A noter que les dispositifs déployés dans le cadre du PUI viennent compléter des programmes existants tels que le Tiris Brave New Innovation. Ce dernier a pour vocation de soutenir des projets interdisciplinaires innovants, à TRL bas et à haut risque comportant une dimension d’impact sociétal (incluant les aspects sociaux et environnementaux). D’autres dispositifs plus centrés sur une thématique existent au niveau du territoire au travers d’Aniti (l’institut interdisciplinaire d’intelligence artificielle de Toulouse) et bientôt de Pad’Occ (plateforme d’accélération vers l’industrie du futur d’Occitanie), etc.

Un portail pour les plateformes

Le PUI a également déployé différentes actions pour soutenir la recherche partenariale. L’équipe a ainsi structuré un réseau de 30 business developers pour apporter des réponses plus rapides et plus cohérentes aux entreprises qui entrent en contact avec l’un de ses membres. « L’idée est d’échanger sur les bonnes pratiques et de transmettre les projets aux membres fondateurs concernés par la demande et, en somme, de chasser en meute », précise Thierry Bosch. Les partenariats s’appuient fortement sur l’écosystème existant, notamment les nombreux pôles de compétitivité et clusters locaux, à commencer par le Pôle Aerospace Valley, avec lequel plusieurs actions communes sont menées.

Enfin, un important volet du PUI concerne la mise en valeur des plateformes technologiques de ses membres. « 139 des 200 plateformes du territoire ont exprimé leur volonté de davantage coopérer avec des entreprises. Afin de rendre plus visible ces expertises académiques, nous avons mis en place LabConnect, un portail web qui permet aux acteurs socio-économiques de rechercher des plateformes ou des laboratoires par expertise ou par marché », indique Thierry Bosch. A noter que la Région Occitanie a mis en place un dispositif de financement pour inciter les laboratoires à réaliser des preuves de concept en lien avec des entreprises, sur des thématiques liées aux stratégies nationales d’accélération.

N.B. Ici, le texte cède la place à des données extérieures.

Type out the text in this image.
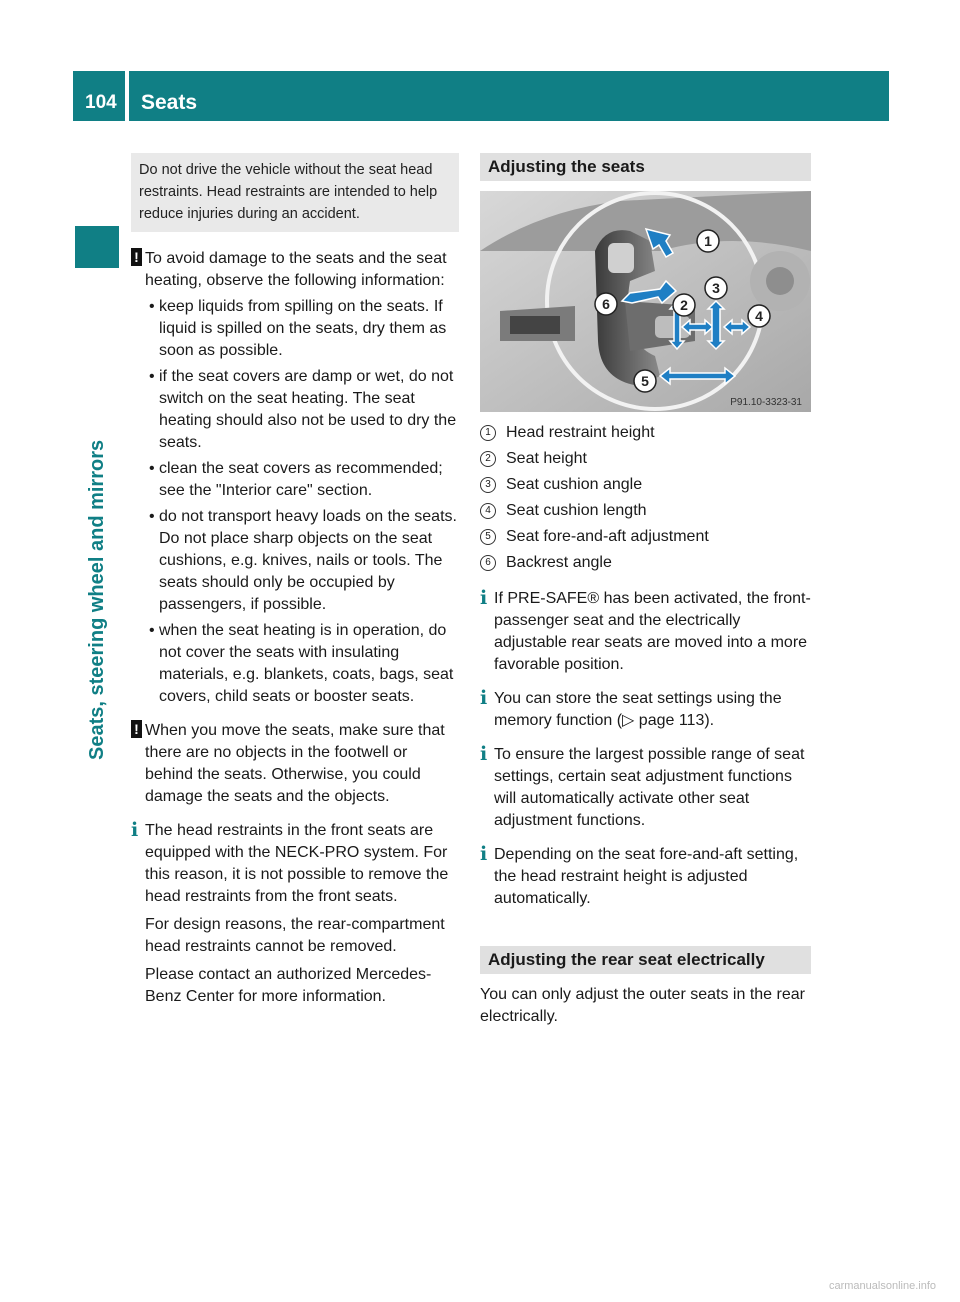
104 Seats
Seats, steering wheel and mirrors
Do not drive the vehicle without the seat head restraints. Head restraints are intended to help reduce injuries during an accident.
! To avoid damage to the seats and the seat heating, observe the following information:

• keep liquids from spilling on the seats. If liquid is spilled on the seats, dry them as soon as possible.
• if the seat covers are damp or wet, do not switch on the seat heating. The seat heating should also not be used to dry the seats.
• clean the seat covers as recommended; see the "Interior care" section.
• do not transport heavy loads on the seats. Do not place sharp objects on the seat cushions, e.g. knives, nails or tools. The seats should only be occupied by passengers, if possible.
• when the seat heating is in operation, do not cover the seats with insulating materials, e.g. blankets, coats, bags, seat covers, child seats or booster seats.
! When you move the seats, make sure that there are no objects in the footwell or behind the seats. Otherwise, you could damage the seats and the objects.

i The head restraints in the front seats are equipped with the NECK-PRO system. For this reason, it is not possible to remove the head restraints from the front seats.

For design reasons, the rear-compartment head restraints cannot be removed.

Please contact an authorized Mercedes-Benz Center for more information.

Adjusting the seats
1
2
3
4
5
6
P91.10-3323-31
1 Head restraint height
2 Seat height
3 Seat cushion angle
4 Seat cushion length
5 Seat fore-and-aft adjustment
6 Backrest angle
i If PRE-SAFE® has been activated, the front-passenger seat and the electrically adjustable rear seats are moved into a more favorable position.

i You can store the seat settings using the memory function (▷ page 113).

i To ensure the largest possible range of seat settings, certain seat adjustment functions will automatically activate other seat adjustment functions.

i Depending on the seat fore-and-aft setting, the head restraint height is adjusted automatically.

Adjusting the rear seat electrically

You can only adjust the outer seats in the rear electrically.

carmanualsonline.info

Bpifrance, acteur clef des Pôles universitaires d’innovation

Bpifrance intervient comme opérateur pour le compte du ministère de l’Enseignement supérieur et de la Recherche et du Secrétariat général pour l’investissement dans la mise en œuvre du programme des Pôles Universitaires d’Innovation (PUI). Son rôle est d’appuyer le déploiement de ce programme à travers un dispositif d’accompagnement collectif. Celui-ci vise à faciliter les échanges entre les différents PUI, mutualiser les outils, documenter les pratiques et identifier les besoins communs. En 2024, cette mission s’est concrétisée par la création d’une plateforme en ligne, des webinaires réguliers et des groupes de travail. En 2025, l’objectif est de structurer davantage cet accompagnement autour de cinq priorités : la formation des équipes, l’outillage numérique, le pilotage et l’amélioration continue, la lisibilité du programme, et l’articulation avec les politiques locales et nationales. Bpifrance coordonne l’ensemble de ce dispositif, sans intervenir directement dans les choix opérationnels des PUI.